Touristische Sehenswürdigkeiten:

Geschichtswanderweg

Ausgehend vom Informationspunkt (Schutzhütte am Ortseingang) führt der Geschichtswanderweg entlang der Silke an der östlichen Peripherie des Ortes. Bevor man diesen kleinen Rundwanderweg begeht, sollte man einen Abstecher zur Wüstung Kirchdorf unternehmen. Dort befindet sich der älteste steinerne Zeitzeuge der Gegend, der Grabstein des Heydenreich Rieme von 1300. Von dort geht es dann zum Ausgangspunkt unserer kleinen Wanderung zurück.

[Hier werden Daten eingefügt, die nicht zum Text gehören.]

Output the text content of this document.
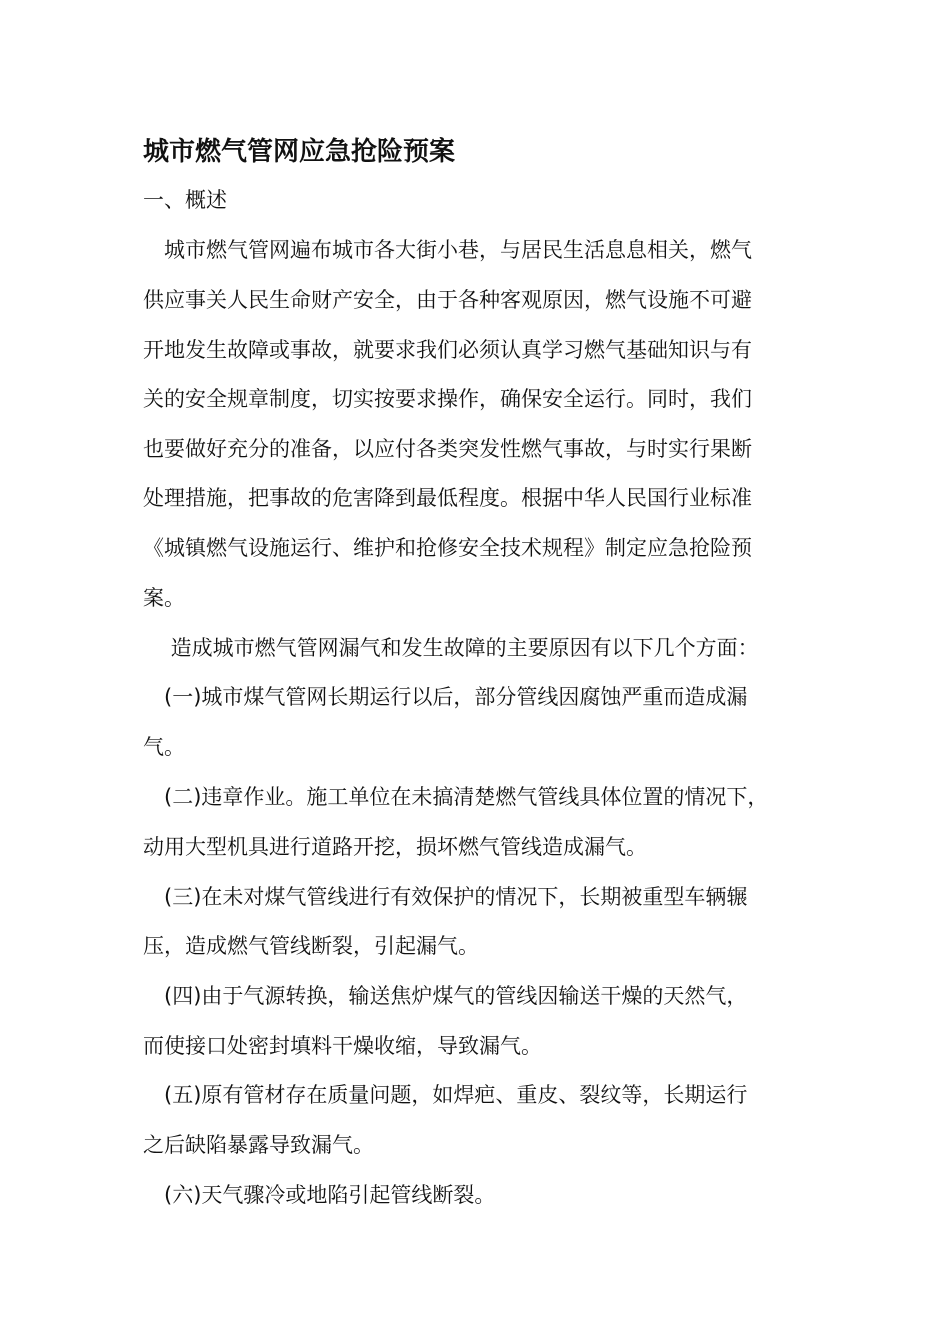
城市燃气管网应急抢险预案
一、概述
　城市燃气管网遍布城市各大街小巷，与居民生活息息相关，燃气
供应事关人民生命财产安全，由于各种客观原因，燃气设施不可避
开地发生故障或事故，就要求我们必须认真学习燃气基础知识与有
关的安全规章制度，切实按要求操作，确保安全运行。同时，我们
也要做好充分的准备，以应付各类突发性燃气事故，与时实行果断
处理措施，把事故的危害降到最低程度。根据中华人民国行业标准
《城镇燃气设施运行、维护和抢修安全技术规程》制定应急抢险预
案。
　 造成城市燃气管网漏气和发生故障的主要原因有以下几个方面：
　(一)城市煤气管网长期运行以后，部分管线因腐蚀严重而造成漏
气。
　(二)违章作业。施工单位在未搞清楚燃气管线具体位置的情况下，
动用大型机具进行道路开挖，损坏燃气管线造成漏气。
　(三)在未对煤气管线进行有效保护的情况下，长期被重型车辆辗
压，造成燃气管线断裂，引起漏气。
　(四)由于气源转换，输送焦炉煤气的管线因输送干燥的天然气，
而使接口处密封填料干燥收缩，导致漏气。
　(五)原有管材存在质量问题，如焊疤、重皮、裂纹等，长期运行
之后缺陷暴露导致漏气。
　(六)天气骤冷或地陷引起管线断裂。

Als erster Aussichtspunkt kann der „Kohlwiesenberg“ bestiegen werden.Hier kann man an einer Informationstafel etwas über das Gericht Allerburg mit den Dörfern Bockelnhagen/Weilrode, Silkerode und Zwinge erfahren.

Vorbei am „Judengraben“ und an der Einmündung der „Großen Gasse“ gelangen wir in „Gläsners Graben“. Vermutlich befanden sich in dieser Flur im 17. Jahrhundert Waldglashütten, denn die hauptsächlichen Rohstoffe Holz, Wasser, Sand waren hier vorhanden. Die Quelle „Gläsners Born“, eine ehemalige Wasserstelle des Dorfes und die schattenspendenden Bäume rings um den Teich, laden an diesem Rastplatz zum Verweilen ein.

Danach erklimmt man eine kleine Anhöhe und gelangt in den Ortsteil „Hamberg“, wahrscheinlich der älteste Ortsteil der Gemeinde. Er befindet sich unmittelbar an der Silke, war doch die Wassernähe bei der Gründung von Siedlungen wichtiges Merkmal. Weiter zwischen Silke und dem Mittelberg gelangen wir in den "Borngrund", mit Schießstand und Schützenhaus, Spielplatz, Kegelbahn und Festhalle, mitten im Grünen, heutiges Naherholungsgebiet und Zentrum vieler Dorffestlichkeiten.

Von hier wird die Wanderung weiter im Schatten in Richtung „Eichholz“ fortgesetzt. Das „Eichholz, eine fast separate Siedlung am „Lauterberger Weg“ gelegen, bildet den nördlichen Abschluss von Silkerode. Auf diesem Weg zog am 13. Dezember 1777 Johann Wolfgang von Goethe, aus dem Harz kommend, in Richtung Duderstadt. Am Fuße des „Lauterberger Weges“ tritt die Eichholzquelle, eine Nebenquelle der „Silke“ zu Tage und lädt zum Verweilen ein.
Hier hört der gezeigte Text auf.